We walk back down the main road to home. It's buzzing as folks knock off at the end of the day.
Back at the night market we get posh with gold label Pabst.
Our entertainment for the evening is watching these blokes fill a shipping container with coat-hangers bound for Quebec, Canada. We become instant experts in container packing, much like watching any event in the Olympics and knowing how to score so much better.
A cool dish of custard like rice cake in chilli oil from the cold noodle lady- insane.
Steamed pork buns.
This hawker sets up shop right next to our little party.
He's got everything on a stick. Your selection is dunked in the tumeric flavoured broth.
Our selections - come kind of seaweed (meh), some kind of fishy-rice cake, a googy and a Footy Frank.

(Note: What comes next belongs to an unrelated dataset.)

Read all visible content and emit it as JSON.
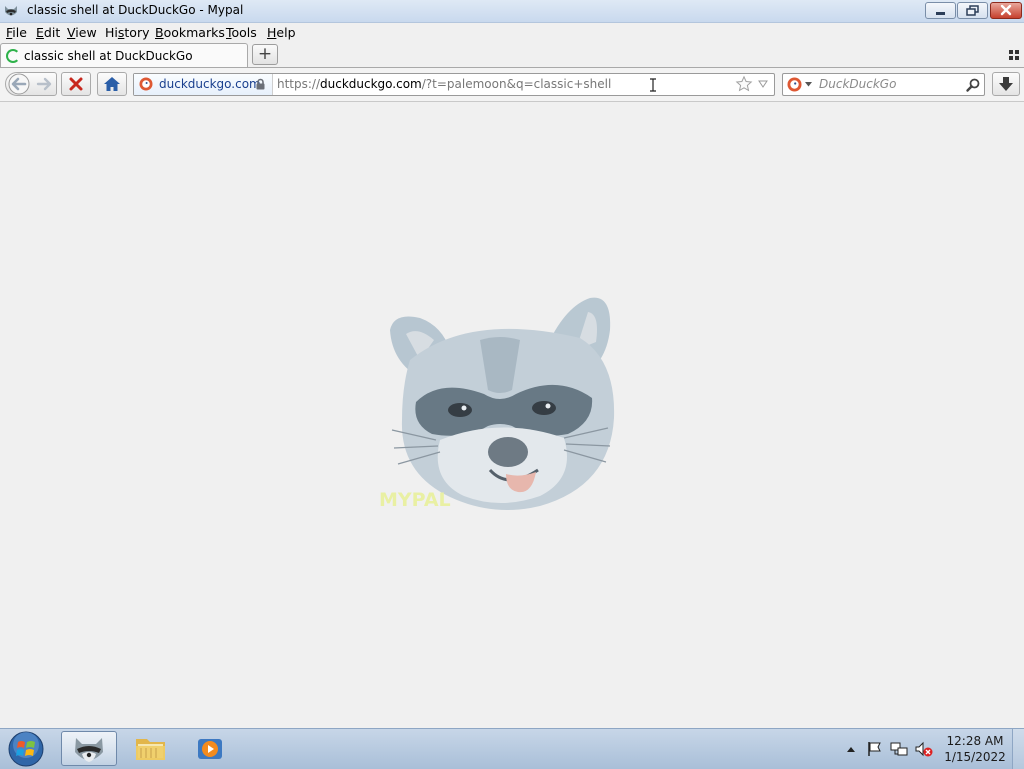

We see a bloke selling a mystery tofu dish so we order one. He takes squares of fried tofu and mixes it up with coriander and mystery goodies.
Turns out we have ordered stinky tofu. Looks good. Tastes like vomit. One of those dishes you have to grow up with, like natto or Vegemite.
The stinky tofu man of Zhaoqing.
The fried bread stick lady is making a killing. Either because her bread sticks are extra good, or she is extra pretty. It's a bit of both.
The next day we stop for breakfast as we head out of town.
This bloke is making rice noodle rolls right out on the street. He adds a dollop of batter from his magic red bucket.
He then shakes the pan like a mad man to spread the mixture out flat.
Fillings are added.
He rolls it up.
Wallah! The humble rice roll is our favourite breakfast in Southern China, along with a bowl of congee.
This lady drags Mr Shawn over to show him her goodies. Who can resist some breaky dim sum?
Boiled peanuts, pork ribs and mystery meat balls. Yay.
The locals wag goodbye as we waddle off to the bus station to ride to Guangzhou.
Pussycats hard at work in some weird health appliance store.
Bye bye Zhaoqing, hello Guangzhao. We love China.